Grappling with beasts, hoodlums and whip-wielding minxes, subsequently finishing them off by clobbering them over the heads with a beer bottle and smiling victoriously as they flew backwards, smacked the rain slicked ground and flickered out of the war-torn streets of rage in Sega’s classic…Streets of Rage, was only the merest taste of what violence was to fall before my eyes in later gaming years.

The next experience, after finally convincing my parents to chaperone me to the now long-defunct Apollo Video store and rent it, came in the form of Rockstar’s eponymous top-down classic Grand Theft Auto. Renting this celebrant rampager offered further jovially-framed violence, albeit far more gratuitous. Running down Elvis impersonators and weaving processions of evangelists, their pulped corpses smearing across the roads, invoked justifiably righteous adolescent joy.

Everything changed when Manhunt came along. What a humdinger. All of a sudden, committing violent deeds through the conduit of a controller felt like far less of an inconsequential joy-fest. Thanks, Rockstar!

To this day, Manhunt is still one of the most explicit, controversial videogames ever released. It was therefore unsurprising when the most licentious of British scandal sheets (hint: the rag in question took a few front-page breaks from telling about how Charles and Diana continually fought about whether to have pheasant or goose at the Sunday dinner table) leapt upon it, holding it up as exemplar of violent-media leading to violent real-life deeds when, in 2004, a claw-hammer murderer was found to have had the game among his collection and was purportedly ‘obsessed’ with it. To me, this equation felt wholly out of sync.

 Manhunt was the first game I played which made violence legitimately scary. A gritty, pitiless nightmare of a game wherein you, the player, were tasked with gruesomely dispatching thugs who had kidnapped your family, it was no colourful bash.

Cold. As. Ice.


By enacting in-game violence, inputting commands to jab the knife into the victim, or make concave their head with a baseball bat, I found myself frightened by the potential for similarly brutal acts in real life. I can’t comment on the culprit – maybe he genuinely was a doolally Sally wrongly inspired by the game – but titles like Manhunt have really only served as a deterrent for me personally; and I suspect this would be the case for most right-headed folk. Games like Manhunt always satisfied my intrigue for the macabre but provided a safe outlet for it. What if, instead of demonising games and insisting they’re tools of influence, they were viewed more as educational devices – especially so in the case of those hyper-real types – to show people the true horror of taking lives?

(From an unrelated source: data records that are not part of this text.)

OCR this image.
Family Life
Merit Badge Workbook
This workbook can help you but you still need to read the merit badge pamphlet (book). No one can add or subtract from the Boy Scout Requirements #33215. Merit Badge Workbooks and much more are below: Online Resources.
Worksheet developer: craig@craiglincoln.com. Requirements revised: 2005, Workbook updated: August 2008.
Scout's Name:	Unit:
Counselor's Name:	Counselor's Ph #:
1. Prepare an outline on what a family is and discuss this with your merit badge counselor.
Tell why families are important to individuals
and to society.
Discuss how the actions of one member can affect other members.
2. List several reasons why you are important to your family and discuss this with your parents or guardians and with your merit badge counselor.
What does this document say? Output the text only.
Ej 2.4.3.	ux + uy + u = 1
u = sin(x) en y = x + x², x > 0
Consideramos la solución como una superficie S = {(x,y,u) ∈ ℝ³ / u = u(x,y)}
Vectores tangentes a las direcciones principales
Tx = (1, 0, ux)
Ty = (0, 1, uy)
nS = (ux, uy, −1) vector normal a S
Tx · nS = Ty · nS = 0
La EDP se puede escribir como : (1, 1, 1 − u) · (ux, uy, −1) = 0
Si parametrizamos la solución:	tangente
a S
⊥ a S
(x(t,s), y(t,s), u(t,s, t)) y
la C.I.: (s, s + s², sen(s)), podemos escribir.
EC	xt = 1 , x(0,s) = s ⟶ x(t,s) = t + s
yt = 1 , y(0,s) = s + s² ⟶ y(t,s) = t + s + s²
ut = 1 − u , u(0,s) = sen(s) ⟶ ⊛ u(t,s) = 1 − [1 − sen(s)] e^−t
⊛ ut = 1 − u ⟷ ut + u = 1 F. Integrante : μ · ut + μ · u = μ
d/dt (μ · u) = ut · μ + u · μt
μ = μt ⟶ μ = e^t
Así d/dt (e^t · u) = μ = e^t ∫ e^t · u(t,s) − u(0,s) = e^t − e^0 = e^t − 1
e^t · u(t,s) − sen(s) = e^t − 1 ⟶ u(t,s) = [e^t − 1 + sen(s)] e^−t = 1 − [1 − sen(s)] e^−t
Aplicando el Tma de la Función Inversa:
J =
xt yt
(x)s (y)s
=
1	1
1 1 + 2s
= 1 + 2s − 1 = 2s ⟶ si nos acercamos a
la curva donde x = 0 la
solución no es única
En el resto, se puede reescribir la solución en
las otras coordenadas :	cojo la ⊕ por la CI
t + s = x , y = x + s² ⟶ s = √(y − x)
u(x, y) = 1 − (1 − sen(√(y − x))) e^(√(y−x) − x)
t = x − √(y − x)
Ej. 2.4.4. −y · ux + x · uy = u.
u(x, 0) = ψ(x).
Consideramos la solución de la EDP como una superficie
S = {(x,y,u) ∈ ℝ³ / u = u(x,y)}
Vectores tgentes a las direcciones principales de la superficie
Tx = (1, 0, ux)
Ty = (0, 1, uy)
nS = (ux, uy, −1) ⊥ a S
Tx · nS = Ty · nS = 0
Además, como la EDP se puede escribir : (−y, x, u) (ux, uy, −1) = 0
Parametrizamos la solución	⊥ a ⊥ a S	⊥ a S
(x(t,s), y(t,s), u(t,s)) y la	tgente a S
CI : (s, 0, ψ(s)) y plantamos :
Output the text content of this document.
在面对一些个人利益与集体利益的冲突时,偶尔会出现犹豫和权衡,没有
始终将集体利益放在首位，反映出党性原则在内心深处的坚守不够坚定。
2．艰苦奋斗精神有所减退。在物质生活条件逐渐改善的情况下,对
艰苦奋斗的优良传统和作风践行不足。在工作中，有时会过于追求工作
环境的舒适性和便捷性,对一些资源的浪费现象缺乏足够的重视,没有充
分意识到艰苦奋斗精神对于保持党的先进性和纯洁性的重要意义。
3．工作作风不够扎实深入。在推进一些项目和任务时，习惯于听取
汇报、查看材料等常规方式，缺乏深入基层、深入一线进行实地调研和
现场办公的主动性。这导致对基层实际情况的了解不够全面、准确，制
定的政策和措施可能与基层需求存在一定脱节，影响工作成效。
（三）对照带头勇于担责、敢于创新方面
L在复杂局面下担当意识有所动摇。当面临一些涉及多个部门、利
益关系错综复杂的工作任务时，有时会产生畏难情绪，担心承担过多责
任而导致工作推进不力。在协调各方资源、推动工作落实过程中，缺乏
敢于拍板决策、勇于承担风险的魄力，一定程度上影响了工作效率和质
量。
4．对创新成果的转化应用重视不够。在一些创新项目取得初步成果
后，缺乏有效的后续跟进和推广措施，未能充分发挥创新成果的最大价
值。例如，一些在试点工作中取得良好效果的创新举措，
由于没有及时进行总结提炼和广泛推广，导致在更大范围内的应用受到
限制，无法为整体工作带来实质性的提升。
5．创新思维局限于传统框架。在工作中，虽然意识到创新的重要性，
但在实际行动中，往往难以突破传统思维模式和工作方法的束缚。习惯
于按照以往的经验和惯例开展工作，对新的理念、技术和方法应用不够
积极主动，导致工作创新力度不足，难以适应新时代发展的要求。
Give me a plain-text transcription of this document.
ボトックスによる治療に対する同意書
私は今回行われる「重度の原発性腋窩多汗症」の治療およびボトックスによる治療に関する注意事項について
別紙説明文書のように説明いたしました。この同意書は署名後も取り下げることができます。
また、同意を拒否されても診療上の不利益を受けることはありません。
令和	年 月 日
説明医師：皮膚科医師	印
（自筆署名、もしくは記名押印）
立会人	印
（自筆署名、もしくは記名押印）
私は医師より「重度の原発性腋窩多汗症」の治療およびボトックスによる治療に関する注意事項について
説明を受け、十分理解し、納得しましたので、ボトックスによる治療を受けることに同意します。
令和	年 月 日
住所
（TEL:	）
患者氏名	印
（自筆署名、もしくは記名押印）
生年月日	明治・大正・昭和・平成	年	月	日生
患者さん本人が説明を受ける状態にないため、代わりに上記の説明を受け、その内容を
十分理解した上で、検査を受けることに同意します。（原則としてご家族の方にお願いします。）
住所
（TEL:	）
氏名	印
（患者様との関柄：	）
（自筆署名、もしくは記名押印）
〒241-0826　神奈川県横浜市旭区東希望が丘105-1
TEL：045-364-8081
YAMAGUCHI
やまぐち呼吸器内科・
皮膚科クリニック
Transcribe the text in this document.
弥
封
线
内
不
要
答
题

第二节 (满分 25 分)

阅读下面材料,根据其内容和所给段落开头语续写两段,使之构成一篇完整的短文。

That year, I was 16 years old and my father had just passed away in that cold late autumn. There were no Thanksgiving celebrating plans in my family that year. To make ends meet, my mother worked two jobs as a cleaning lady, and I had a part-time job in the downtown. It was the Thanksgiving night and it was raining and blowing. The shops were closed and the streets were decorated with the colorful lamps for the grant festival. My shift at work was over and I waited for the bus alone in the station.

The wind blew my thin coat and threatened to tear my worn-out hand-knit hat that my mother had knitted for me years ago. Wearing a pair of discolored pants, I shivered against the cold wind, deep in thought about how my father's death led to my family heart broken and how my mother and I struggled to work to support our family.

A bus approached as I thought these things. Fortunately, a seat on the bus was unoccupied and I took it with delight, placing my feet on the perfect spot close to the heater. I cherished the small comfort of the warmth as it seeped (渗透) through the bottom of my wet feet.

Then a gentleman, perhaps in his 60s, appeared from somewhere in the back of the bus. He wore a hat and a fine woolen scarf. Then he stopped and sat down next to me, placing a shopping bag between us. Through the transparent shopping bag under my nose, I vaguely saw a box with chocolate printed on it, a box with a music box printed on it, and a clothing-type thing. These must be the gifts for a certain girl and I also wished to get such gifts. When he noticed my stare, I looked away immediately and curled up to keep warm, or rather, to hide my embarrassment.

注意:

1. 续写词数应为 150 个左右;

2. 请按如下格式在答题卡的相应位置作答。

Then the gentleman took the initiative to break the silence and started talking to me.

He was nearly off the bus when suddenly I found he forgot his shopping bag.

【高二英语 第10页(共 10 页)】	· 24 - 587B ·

Nowadays violence in games is completely normal, and even expected – it kind of always has been. Desensitisation is often viewed as a bad thing, too, but there is little evidence to support a connection between game violence and reality. For all their severance and exploding bodies and heads being lopped off, games have made violence a spectacle to a dying degree. Violence in games is just another haircut in the real world, or a ride on a train; and that’s just dandy.

What do you think, Crashers?! Does unleashing violent chaos in a game function more as simple stress-reliever or serve as the impetus to go outside and engage in a real-world killing spree?